Download Copy S3 URI

How to use

documentAssembler = DocumentAssembler()\
      .setInputCol("text")\
      .setOutputCol("document")

sentenceDetector = SentenceDetectorDLModel.pretrained("sentence_detector_dl", "xx")\
       .setInputCols(["document"])\
       .setOutputCol("sentence")

tokenizer = Tokenizer()\
      .setInputCols(["sentence"])\
      .setOutputCol("token")

tokenClassifier = RoBertaForTokenClassification.pretrained("roberta_token_classifier_pos_tagger", "id"))\
  .setInputCols(["sentence",'token'])\
  .setOutputCol("ner")

ner_converter = NerConverter()\
      .setInputCols(["sentence", "token", "ner"])\
      .setOutputCol("ner_chunk")
      
nlpPipeline = Pipeline(stages=[documentAssembler, sentenceDetector, tokenizer, tokenClassifier, ner_converter])

empty_data = spark.createDataFrame([[""]]).toDF("text")

model = nlpPipeline.fit(empty_data)
text = """Budi sedang pergi ke pasar."""
result = model.transform(spark.createDataFrame([[text]]).toDF("text"))
val documentAssembler = DocumentAssembler()
      .setInputCol("text")
      .setOutputCol("document")

val sentenceDetector = SentenceDetectorDLModel.pretrained("sentence_detector_dl", "xx")
       .setInputCols(Array("document"))
       .setOutputCol("sentence")

val tokenizer = Tokenizer()
      .setInputCols(Array("sentence"))
      .setOutputCol("token")

val tokenClassifier = RoBertaForTokenClassification.pretrained("roberta_token_classifier_pos_tagger", "id"))
  .setInputCols(Array("sentence","token"))
  .setOutputCol("ner")

ner_converter = NerConverter()
      .setInputCols(Array("sentence", "token", "ner"))
      .setOutputCol("ner_chunk")
      
val pipeline = new Pipeline().setStages(Array(documentAssembler, sentenceDetector, tokenizer, tokenClassifier, ner_converter))

val example = Seq.empty["Budi sedang pergi ke pasar."].toDS.toDF("text")
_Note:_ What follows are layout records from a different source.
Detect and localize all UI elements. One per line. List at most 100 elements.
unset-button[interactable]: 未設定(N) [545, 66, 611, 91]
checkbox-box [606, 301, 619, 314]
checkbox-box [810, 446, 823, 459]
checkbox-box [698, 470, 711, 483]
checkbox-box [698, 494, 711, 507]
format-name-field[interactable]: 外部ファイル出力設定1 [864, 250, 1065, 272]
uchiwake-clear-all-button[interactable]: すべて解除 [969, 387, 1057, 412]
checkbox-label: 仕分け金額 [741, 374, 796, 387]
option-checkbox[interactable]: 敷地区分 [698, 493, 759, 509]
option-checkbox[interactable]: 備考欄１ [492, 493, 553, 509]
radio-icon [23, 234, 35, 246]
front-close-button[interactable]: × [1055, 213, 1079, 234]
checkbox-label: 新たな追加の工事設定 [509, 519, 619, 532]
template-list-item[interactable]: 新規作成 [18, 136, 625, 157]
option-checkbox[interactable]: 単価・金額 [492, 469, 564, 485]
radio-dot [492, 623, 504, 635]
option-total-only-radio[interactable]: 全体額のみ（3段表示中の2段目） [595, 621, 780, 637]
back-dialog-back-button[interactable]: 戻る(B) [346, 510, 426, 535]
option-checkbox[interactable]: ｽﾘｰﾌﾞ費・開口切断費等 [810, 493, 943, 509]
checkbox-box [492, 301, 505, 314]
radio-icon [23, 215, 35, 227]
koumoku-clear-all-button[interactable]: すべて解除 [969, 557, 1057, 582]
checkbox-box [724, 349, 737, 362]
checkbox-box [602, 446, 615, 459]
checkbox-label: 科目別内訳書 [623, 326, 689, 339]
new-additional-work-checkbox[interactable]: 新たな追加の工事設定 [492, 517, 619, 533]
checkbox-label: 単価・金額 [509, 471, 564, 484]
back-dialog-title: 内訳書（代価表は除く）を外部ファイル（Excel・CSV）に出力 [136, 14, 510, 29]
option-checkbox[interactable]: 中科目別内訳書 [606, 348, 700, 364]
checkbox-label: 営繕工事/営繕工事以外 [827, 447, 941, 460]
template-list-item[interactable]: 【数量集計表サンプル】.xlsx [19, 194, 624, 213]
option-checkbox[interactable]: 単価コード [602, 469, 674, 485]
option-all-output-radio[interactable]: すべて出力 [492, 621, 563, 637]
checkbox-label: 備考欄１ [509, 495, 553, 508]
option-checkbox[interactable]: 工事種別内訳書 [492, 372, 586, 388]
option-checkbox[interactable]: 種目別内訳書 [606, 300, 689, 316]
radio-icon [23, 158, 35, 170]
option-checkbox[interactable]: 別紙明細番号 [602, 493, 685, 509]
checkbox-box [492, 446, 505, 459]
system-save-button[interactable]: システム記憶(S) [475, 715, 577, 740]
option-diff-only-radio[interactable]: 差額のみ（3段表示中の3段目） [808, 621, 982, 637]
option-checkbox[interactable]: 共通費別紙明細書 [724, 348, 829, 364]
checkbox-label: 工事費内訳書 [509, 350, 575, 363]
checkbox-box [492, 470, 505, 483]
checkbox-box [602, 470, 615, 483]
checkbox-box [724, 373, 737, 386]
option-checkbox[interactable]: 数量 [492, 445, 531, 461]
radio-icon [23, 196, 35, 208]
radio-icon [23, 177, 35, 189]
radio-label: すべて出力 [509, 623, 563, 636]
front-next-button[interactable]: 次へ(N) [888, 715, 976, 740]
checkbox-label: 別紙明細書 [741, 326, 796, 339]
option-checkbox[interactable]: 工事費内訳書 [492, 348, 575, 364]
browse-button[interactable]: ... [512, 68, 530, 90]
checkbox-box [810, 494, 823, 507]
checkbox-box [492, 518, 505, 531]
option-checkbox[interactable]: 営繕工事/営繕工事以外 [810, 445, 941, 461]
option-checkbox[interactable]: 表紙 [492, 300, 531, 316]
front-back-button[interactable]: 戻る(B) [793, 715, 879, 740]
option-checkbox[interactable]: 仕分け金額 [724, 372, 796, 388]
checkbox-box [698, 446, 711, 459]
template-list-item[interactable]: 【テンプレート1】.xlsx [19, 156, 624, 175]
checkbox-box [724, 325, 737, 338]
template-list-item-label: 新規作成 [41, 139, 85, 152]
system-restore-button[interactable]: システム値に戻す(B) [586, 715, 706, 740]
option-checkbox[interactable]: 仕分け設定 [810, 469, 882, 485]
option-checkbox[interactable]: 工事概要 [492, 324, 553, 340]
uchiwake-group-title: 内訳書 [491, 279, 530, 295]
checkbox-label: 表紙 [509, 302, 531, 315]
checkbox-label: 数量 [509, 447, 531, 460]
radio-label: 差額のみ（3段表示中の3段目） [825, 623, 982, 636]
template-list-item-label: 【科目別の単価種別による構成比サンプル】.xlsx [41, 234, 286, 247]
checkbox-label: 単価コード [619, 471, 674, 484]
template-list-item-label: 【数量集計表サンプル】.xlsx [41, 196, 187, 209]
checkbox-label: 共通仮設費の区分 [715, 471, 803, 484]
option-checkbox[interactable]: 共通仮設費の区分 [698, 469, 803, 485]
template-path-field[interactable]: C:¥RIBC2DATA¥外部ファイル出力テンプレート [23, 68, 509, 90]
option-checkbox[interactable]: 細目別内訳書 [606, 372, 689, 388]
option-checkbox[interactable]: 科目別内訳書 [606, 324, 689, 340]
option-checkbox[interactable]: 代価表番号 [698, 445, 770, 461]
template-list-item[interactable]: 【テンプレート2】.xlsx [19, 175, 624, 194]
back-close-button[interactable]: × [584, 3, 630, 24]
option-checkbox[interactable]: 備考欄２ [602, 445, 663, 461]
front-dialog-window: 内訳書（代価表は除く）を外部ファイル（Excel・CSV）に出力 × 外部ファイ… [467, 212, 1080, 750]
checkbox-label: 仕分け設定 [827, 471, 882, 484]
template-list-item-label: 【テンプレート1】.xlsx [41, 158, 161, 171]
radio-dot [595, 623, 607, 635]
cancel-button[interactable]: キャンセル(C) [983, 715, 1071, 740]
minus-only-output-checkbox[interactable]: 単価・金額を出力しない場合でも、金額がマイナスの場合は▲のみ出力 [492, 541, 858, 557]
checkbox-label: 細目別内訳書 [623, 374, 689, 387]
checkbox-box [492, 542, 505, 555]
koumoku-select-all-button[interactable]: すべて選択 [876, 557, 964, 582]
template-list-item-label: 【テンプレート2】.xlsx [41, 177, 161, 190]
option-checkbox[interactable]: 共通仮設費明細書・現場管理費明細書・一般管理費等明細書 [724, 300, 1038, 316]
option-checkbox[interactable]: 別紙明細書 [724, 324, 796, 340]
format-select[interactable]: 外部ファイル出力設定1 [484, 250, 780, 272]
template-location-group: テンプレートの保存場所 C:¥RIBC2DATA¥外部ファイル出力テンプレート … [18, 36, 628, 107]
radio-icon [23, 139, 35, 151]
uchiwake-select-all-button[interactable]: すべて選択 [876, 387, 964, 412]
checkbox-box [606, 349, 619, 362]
val result = pipeline.fit(example).transform(example)
import nlu
nlu.load("id.ner.pos").predict("""Budi sedang pergi ke pasar.""")

Results

+------+---------+
|chunk |ner_label|
+------+---------+
|Budi  |NNO      |
|sedang|ADK      |
|pergi |VBI      |
|ke    |PPO      |
|pasar |NNO      |
|.     |SYM      |
+------+---------+

Model Information

Model Name: roberta_token_classifier_pos_tagger
Compatibility: Spark NLP 3.3.4+
License: Open Source
Edition: Official
Input Labels: [sentence, token]
Output Labels: [ner]
Language: id
Size: 466.2 MB
Case sensitive: true
Max sentense length: 256

Data Source

https://huggingface.co/w11wo/indonesian-roberta-base-posp-tagger

Benchmarking

   label      score
      f1     0.8893
Accuracy     0.9399